Ihr Vortrag endete mit einer Diskussion über die praktische Anwendung von CLA und betonte das Potenzial, unterschiedliche Perspektiven zu integrieren und transformative Ansätze in der Zukunftsplanung zu fördern. Voung hob hervor, wie die Methode genutzt werden kann, um bestehende Narrative herauszufordern und systemischen Wandel durch die Rahmung von Diskursen zu bewirken.
Impuls 2: Die CLA in der Praxis, ein Beispiel von Jörg Blechschmidt (DB Systel)

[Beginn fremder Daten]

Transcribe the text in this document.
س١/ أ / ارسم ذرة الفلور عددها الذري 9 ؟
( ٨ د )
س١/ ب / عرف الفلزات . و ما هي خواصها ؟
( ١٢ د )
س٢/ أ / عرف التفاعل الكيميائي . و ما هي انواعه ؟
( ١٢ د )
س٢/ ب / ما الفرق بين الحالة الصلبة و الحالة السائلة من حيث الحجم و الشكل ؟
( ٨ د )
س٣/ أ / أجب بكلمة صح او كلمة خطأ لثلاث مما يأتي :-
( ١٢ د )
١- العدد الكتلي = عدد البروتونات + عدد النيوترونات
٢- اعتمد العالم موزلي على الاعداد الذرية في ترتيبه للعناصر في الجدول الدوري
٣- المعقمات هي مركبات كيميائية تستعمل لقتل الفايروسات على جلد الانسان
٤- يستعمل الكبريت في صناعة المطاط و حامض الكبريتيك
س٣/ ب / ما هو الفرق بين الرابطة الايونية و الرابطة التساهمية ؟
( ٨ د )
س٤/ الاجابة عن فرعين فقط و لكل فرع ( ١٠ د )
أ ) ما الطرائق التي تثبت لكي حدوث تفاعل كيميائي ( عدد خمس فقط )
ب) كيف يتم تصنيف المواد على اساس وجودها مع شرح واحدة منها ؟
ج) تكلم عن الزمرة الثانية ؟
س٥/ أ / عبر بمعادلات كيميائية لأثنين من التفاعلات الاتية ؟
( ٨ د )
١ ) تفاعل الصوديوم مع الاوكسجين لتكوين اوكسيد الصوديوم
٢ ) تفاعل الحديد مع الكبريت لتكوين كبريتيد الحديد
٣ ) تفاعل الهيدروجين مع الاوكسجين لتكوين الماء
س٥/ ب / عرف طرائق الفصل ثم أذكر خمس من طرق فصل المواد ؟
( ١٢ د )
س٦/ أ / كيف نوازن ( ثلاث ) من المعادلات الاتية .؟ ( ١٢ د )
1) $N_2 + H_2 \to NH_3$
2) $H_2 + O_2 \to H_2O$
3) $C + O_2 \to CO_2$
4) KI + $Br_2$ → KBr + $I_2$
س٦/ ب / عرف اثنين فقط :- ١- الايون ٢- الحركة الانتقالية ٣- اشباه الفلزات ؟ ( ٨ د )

In seinem Vortrag gab Jörg Blechschmidt einen Einblick in die Arbeit seines Teams bei DB Systel, der digitalen Tochter der Deutschen Bahn, die sich auf digitale Trends konzentriert, um sowohl das eigene Produktportfolio als auch den Einfluss auf die gesamte Bahn zu definieren. Blechschmidt erläuterte, wie sein Team externe Quellen nutzt, um branchenspezifisches Wissen in den Bahnkontext einzubetten und dabei eng mit internen und externen Expert*innen zusammenarbeitet.
Im Rahmen eines Strategieprozesses entwickelte sein Team ein Zukunftsbild für das Jahr 2035, das auf einer umfassenden Analyse von Trends und Daten basierte. Mit Hilfe von Trendradars und Szenarioanalysen wurden das wahrscheinlichste Zukunftsszenario herausgearbeitet und die für die Unternehmensstrategie relevanten Handlungsfelder identifiziert. Auf diese Weise konnten Spannungsfelder aufgezeigt und Strategiediskussionen angestoßen werden.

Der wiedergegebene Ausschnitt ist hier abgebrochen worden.